An seinem Gürtel hängt ein langes Messer, sein Gesicht ist voller Ruß
Die Siebzehnjährige in der Flecktarnhose will gerade weitergehen, als zehn Meter vor ihr ein Mann hinter einem Baum hervortritt. Dem Mädchen ist augenblicklich klar, dass es sich nicht um einen harmlosen Spaziergänger handelt: Der Fremde trägt schwere Stiefel und eine olivgrüne Armee-Hose.
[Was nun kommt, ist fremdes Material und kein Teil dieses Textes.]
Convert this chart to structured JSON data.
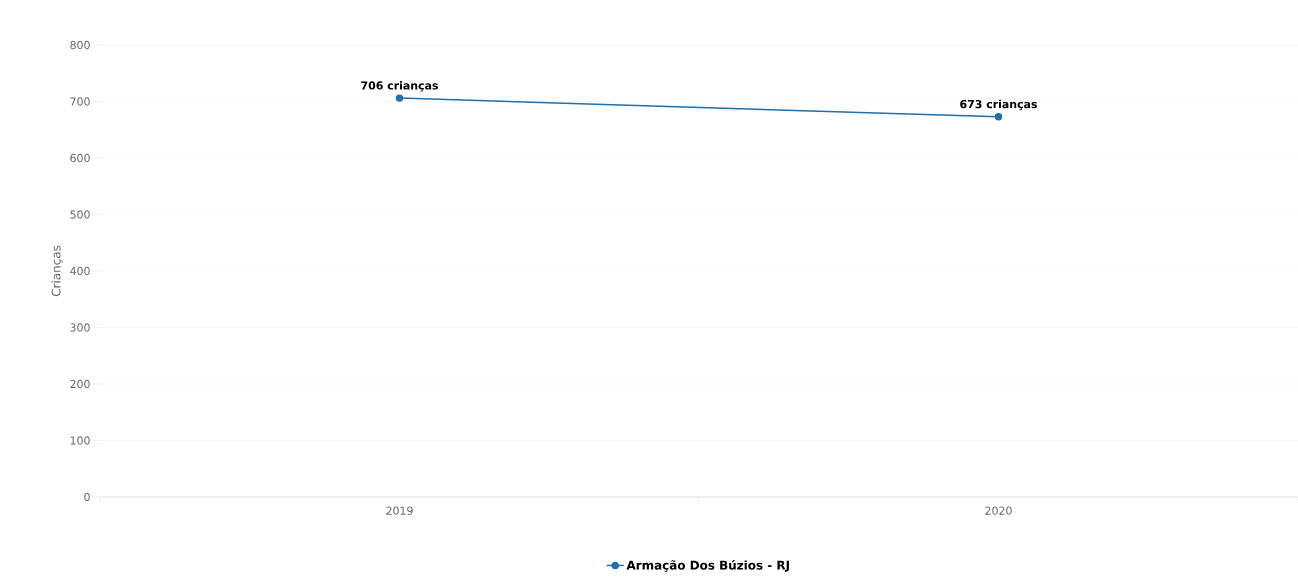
{
  "chart_data": {
    "type": "line",
    "ylabel": "Crianças",
    "categories": [
      "2019",
      "2020"
    ],
    "series": [
      {
        "name": "Armação Dos Búzios - RJ",
        "color": "#1f6fad",
        "values": [
          706,
          673
        ],
        "value_labels": [
          "706 crianças",
          "673 crianças"
        ]
      }
    ],
    "ylim": [
      0,
      800
    ],
    "yticks": [
      0,
      100,
      200,
      300,
      400,
      500,
      600,
      700,
      800
    ],
    "grid": "y",
    "legend": "bottom",
    "marker": "circle",
    "line_style": "solid"
  }
}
An seinem Gürtel hängt in einem ledernen Holster ein langes Messer, sein Gesicht ist mit Ruß beschmiert.
Der Fremde in der Armee-Hose stürzt sich auf die Siebzehnjährige
Mehr kann Cayenne im Dämmerlicht nicht erkennen. Nur seine Augen sind gut zu sehen, sie funkeln gefährlich. Das Mädchen erschaudert, ist unfähig, sich zu rühren, beobachtet mit wachsendem Entsetzen, wie der Mund des Mannes sich zu einem Grinsen verzieht, das eine Reihe gelbbrauner Zähne enthüllt. Widerlich, denkt sie noch, dann stürzt er sich auf sie.
Cayenne und Jo werden mit Härte in Kampf und Survival gedrillt
Das Mädchen, das wir im Prolog von Volker Klüpfels und Michael Kobrs Thriller-Debüt „Draussen“ kennenlernen, heißt Cayenne. Sie lebt gemeinsam mit ihrem zwei Jahre jüngeren Bruder Jo und einem Mann namens Stephan im Wald. Stephan, der in einer engen, aber seltsamen Beziehung zu den Geschwistern steht, drillt die beiden: Er lehrt sie die Kunst des Überlebens unter widrigsten Bedingungen, bringt ihnen Kampftechniken bei, unterweist sie aber auch in klassischen Schulfächern wie Englisch oder Mathematik.
In der Wildnis träumen die Geschwister von einem normalen Leben
Den Kindern hängt dieses einsame Leben im Wald zum Hals heraus. Sie wünschen sich Freunde oder wenigstens Kontakt mit anderen Menschen. Sie wünschen sich ein Smartphone. Doch der Vater blockt all diese Wünsche ab: „Leute, ich weiß, dass es schwierig für euch ist. Aber wir sind einfach nicht wie die anderen da draußen. Wir würden zu viele Spuren hinterlassen. Ihr braucht kein Handy, glaubt mir. Ich weiß doch, was das Beste für euch ist.“
Hinter jedem Baum scheint eine geheime Gefahr zu lauern
Der Vater, der – um Geld zu verdienen – immer wieder als Survival-Coach arbeitet und dabei regelmäßig wegen seiner rüden Art aneckt, bereitet seine Kinder auf eine Ausnahmesituation vor. Er ist sich sicher, dass diese Situation kommen wird und dass sie tödlich sein wird. Eine Überlebenschance hat seiner Ansicht nach nur, wer sich mit Härte, Disziplin und dem Wissen eines Einzelkämpfers auf sie vorbereitet hat. Doch der permanente Ausnahmezustand nützt sich ab. Je länger Cayenne und Jo das genussfeindliche Leben im Wald ertragen, umso weniger halten sie die Gefahr, mit der ihr Vater stets droht, für real. Bis er tatsächlich eines Tages vor ihr steht: der Mann, der sie töten will.
„Draussen“ ist ein klassischer Thriller mit echten Bösewichten
Volker Klüpfels und Michael Kobrs neuer Roman hat so gar nichts von der gemütlich-heiteren Behäbigkeit ihrer Krimis um den knorzigen Kommissar Kluftinger. „Draussen“ ist ein klassischer Thriller mit wirklich bösen Bösewichten, paranoiden Verschwörungstheoretikern, gewissenlosen Lobbyisten und einer Gruppe Menschen, die das Ende der Welt kommen sieht: den Blackout. In diesem Thriller gibt es nichts zu lachen, aber eine ordentliche Portion Spannung.